Researchers from the Kavli Institute for the Physics and Mathematics of the Universe and the University of Minnesota, Tomotake Matsumura and Shaul Hanany, respectively, and their collaborators have created a new kind of optical element that will enhance the performance of telescopes analyzing radiation from the Big Bang.
The cosmic microwave background (CMB) is an ancient radiation leftover from the Big Bang. It reaches telescopes on earth after traveling 14 billion years since the birth of the Universe. Examining the properties of this radiation, researchers deduce the physics of the Big Bang, the matter and energy content in the Universe and how groups of galaxies form. Four Nobel prizes have been conferred for past studies covering the CMB.
To explore the CMB, telescopes have to be adjusted to wavelengths in which it is most intense, around 1-3 mm, and they must isolate shorter wavelength radiation that is discharged by the atmosphere and Milky Way.
Among the most efficient optical elements that capture the short wavelength radiation but allow the CMB to travel through is alumina, a material composed of oxygen and aluminum, and after diamond, the second hardest material.
One issue with using alumina is that it also reflects nearly 50% of the radiation impacting it. Matsumura and Hanany have currently formulated a new way to manufacture anti-reflective structures that decrease reflections 50-fold.
The team collaborated with Mark Devlin and Simon Dicker, colleagues at the University of Pennsylvania who are operating the MUSTANG2 instrument, which is integrated with the Green Bank Telescope in Virginia.
Matsumura and Hanany provided the MUSTANG2 team with an alumina short-wavelength absorber that comprises the new anti-reflective structures. The MUSTANG2 instrument is presently carrying out sky observations with the new technology, displaying for the first time its effectiveness.
The scientists designed the alumina with tiny pyramidal structures, which are approximately one millimeter tall (0.04 inch) and repeat across the 30 cm (1 ft.) diameter with a periodicity below 1 mm. It has been known for a long time that integrating such structures on the surfaces of materials decreases reflections.
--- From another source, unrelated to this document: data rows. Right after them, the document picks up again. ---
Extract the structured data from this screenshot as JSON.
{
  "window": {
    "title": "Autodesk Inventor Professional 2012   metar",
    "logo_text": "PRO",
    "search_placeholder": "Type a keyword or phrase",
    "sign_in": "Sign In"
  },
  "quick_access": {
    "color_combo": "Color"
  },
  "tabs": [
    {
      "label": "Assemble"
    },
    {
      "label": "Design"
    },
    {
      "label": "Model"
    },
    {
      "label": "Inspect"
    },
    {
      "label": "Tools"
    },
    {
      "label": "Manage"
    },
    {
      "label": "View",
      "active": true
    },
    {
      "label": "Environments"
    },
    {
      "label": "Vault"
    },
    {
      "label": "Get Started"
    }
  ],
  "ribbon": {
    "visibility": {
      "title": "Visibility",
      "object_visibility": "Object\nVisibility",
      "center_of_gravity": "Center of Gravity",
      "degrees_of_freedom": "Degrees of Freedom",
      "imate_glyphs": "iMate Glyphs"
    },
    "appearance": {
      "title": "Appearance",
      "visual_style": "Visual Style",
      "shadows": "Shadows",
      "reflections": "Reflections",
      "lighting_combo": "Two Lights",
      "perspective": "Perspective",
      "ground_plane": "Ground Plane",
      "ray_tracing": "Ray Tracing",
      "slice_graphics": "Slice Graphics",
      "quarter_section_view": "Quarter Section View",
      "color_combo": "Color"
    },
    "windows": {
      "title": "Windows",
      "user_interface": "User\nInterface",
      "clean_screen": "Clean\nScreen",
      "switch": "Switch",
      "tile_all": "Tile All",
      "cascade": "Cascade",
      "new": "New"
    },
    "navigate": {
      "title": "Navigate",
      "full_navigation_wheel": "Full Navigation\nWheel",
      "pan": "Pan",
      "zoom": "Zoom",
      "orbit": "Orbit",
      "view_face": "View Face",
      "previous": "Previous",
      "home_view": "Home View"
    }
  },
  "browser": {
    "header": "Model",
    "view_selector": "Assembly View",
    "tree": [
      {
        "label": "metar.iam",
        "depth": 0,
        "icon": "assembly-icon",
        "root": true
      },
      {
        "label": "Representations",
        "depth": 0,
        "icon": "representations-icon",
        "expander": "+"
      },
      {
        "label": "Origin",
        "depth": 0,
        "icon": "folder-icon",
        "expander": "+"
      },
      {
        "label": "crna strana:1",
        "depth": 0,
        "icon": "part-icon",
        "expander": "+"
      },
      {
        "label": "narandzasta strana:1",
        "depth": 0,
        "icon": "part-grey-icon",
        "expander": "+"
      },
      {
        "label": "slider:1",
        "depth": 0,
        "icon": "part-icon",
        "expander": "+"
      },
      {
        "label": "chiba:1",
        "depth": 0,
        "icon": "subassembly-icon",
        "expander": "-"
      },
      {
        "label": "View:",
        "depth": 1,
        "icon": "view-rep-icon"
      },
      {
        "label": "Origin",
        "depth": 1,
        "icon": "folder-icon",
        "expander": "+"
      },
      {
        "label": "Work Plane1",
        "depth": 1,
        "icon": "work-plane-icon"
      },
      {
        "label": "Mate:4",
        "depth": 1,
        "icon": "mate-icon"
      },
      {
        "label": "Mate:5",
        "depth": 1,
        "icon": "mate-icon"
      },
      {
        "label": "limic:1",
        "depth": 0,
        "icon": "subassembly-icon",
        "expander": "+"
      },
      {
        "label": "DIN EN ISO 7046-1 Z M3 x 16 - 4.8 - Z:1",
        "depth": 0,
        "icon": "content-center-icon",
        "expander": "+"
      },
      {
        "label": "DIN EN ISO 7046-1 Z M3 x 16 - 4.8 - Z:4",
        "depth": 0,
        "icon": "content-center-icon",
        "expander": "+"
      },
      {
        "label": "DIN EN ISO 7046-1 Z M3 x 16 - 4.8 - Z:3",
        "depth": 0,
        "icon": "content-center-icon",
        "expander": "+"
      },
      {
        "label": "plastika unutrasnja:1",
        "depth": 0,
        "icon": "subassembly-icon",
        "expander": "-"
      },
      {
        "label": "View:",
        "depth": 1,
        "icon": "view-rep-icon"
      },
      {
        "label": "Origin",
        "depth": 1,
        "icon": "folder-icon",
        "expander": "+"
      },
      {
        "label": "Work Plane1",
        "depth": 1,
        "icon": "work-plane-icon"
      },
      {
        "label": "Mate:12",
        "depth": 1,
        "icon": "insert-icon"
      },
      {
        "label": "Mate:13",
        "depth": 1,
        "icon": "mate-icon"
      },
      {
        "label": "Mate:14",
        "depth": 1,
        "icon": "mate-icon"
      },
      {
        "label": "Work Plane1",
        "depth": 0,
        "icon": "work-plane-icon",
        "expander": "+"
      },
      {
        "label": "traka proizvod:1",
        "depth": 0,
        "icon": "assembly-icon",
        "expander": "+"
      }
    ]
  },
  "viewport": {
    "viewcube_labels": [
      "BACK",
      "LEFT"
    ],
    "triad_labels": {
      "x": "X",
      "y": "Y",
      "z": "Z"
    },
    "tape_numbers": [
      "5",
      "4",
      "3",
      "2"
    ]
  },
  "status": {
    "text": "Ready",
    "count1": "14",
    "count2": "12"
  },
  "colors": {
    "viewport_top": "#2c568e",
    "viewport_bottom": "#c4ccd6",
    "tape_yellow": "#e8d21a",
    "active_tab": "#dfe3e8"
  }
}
With the tiny pyramids, light penetrates and leaves the material more slowly, resulting in a much lower reflection. Matsumura and Hanany’s innovation is in the way they designed the alumina, which is extremely hard to be machined with basic tools. They employed ultra-short pulsed laser, with pulses a few trillionths of a second long and touching 100 megawatts each, to ablate the material away and to condition the surface relief to its best anti-reflective shape.
Within approximately 4 days, the laser process generated 320,000 pyramids on both sides of the alumina disk. The scientists computed the properties of the alumina sample and revealed that it reflects below 1% of the incident radiation. This is the first time an optical element of this standard has been produced and combined with an operating instrument, and it is the biggest sample of alumina to have been laser-ablated.
This advancement will make way for more efficient instruments gazing back in time, exposing the physical process at the Big Bang and spanning the Universe’s evolution.
Journal Reference:
Takaku, R., et al. (2021) Large diameter millimeter-wave low-pass filter made of alumina with laser-ablated anti-reflection coating. Optics Express. doi.org/10.1364/OE.444848.